I completely missed music trends like nsync or Brittney Spears. I went through my life, singing songs from the 1940s and knowing more jokes from Jack Benny than Saturday Night Live. That's why I was surprised when a quirky site my brother-in-law showed me my sophomore year in high school gradually grew in popularity until it was plastered all over young adulthood with t-shirts, stickers, window clings, plushies, and dvd releases of the site's videos. Status could be obtained by mentioning how much paraphenelia one owned. I am talking, of course, about Strong Bad and the rest of the Homestarrunner crew.

Suddenly, I was one of those high-popculture snobs scoffing at those who liked it only because it was popular. "I've liked it since way back," I'd say with a condescending smile. "I was introducing other people to it and talking like Strong Bad with my friends long before you knew it existed. It's cute that you're trying to get in on it now." Although I couldn't afford the accessories that would proclaim my superiority, some part of me felt it. And it was true. When the makers of Homestarrunner were just barely starting to go full-time, over a hundred emails ago, Di and I had already lost consciousness of how often we talked like Strong Bad.

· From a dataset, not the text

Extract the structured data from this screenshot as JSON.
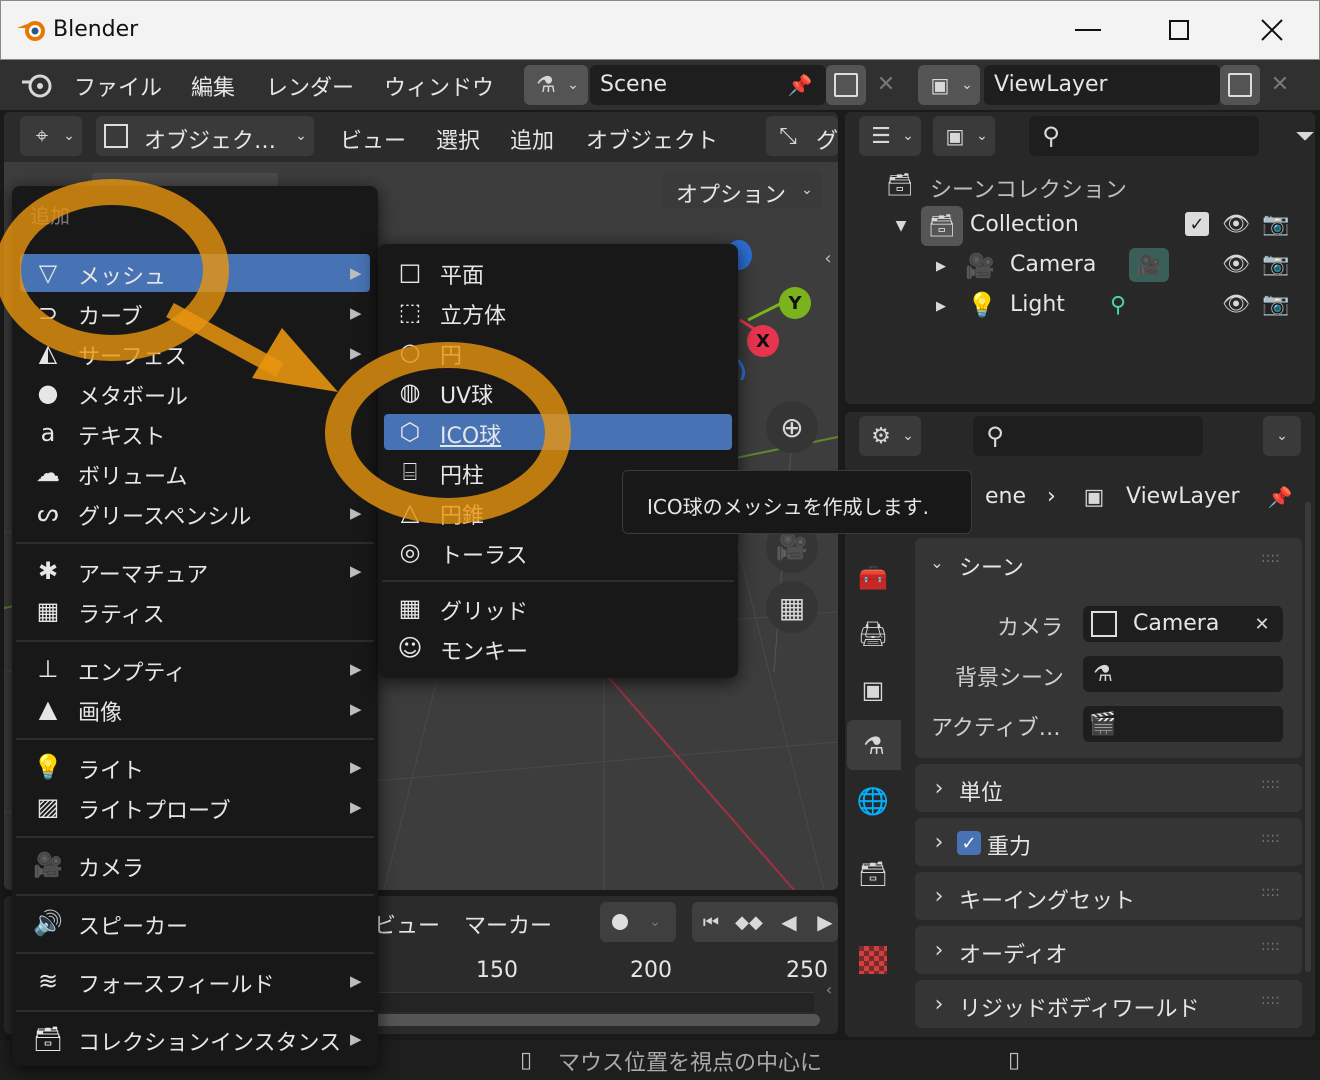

Now, the site has long since faded in popularity. I have met one person in over a year who still follows the site regularly. The t-shirts and window clings have disappeared, and those still sporting them are quietly pitied as the oblivious souls who probably don't realize when their romantic relationships are "over" either. Except for the occasional, "Sewiously guys," or a cheerful "Deleted!" no one is talking about it, or making it their default page anymore.

But......

If the secret truth is told, which it is, since I'm blogging it, I still keep up with my old friends at Homestarrunner. That's right, it's still there. And there's still new material every week. I never really stopped, and keeping up takes less than five minutes a week. I still think it's funny. Homestarrunner.com has been around for nine years, and has never once sold advertising space and the site. No text adds, no popups, nothing. It's no longer the only thing like it on the internet, so it's lost the fresh hilarity of a new idea, but it still makes me laugh. So there. I liked it before it was popular, I liked it while it was popular, and I like it after. And, if someday it goes through one of those periods of retro popularity that suddenly and breifly vaunts an obscure subgroup of long-time nerds into the position of popculture leaders who have "liked it all along," I may be one of those nerds. But even if that happens, I won't triumph because my vehicle for popculture superiority has returned, I can live without that, but because watching the world fall in love with it again would be watching an old friend who deserves the attention and praise as "one of the originals" finally get it after being harshly discarded by fickle friends.


"Turn off your computer and go outsite or something--nerd!"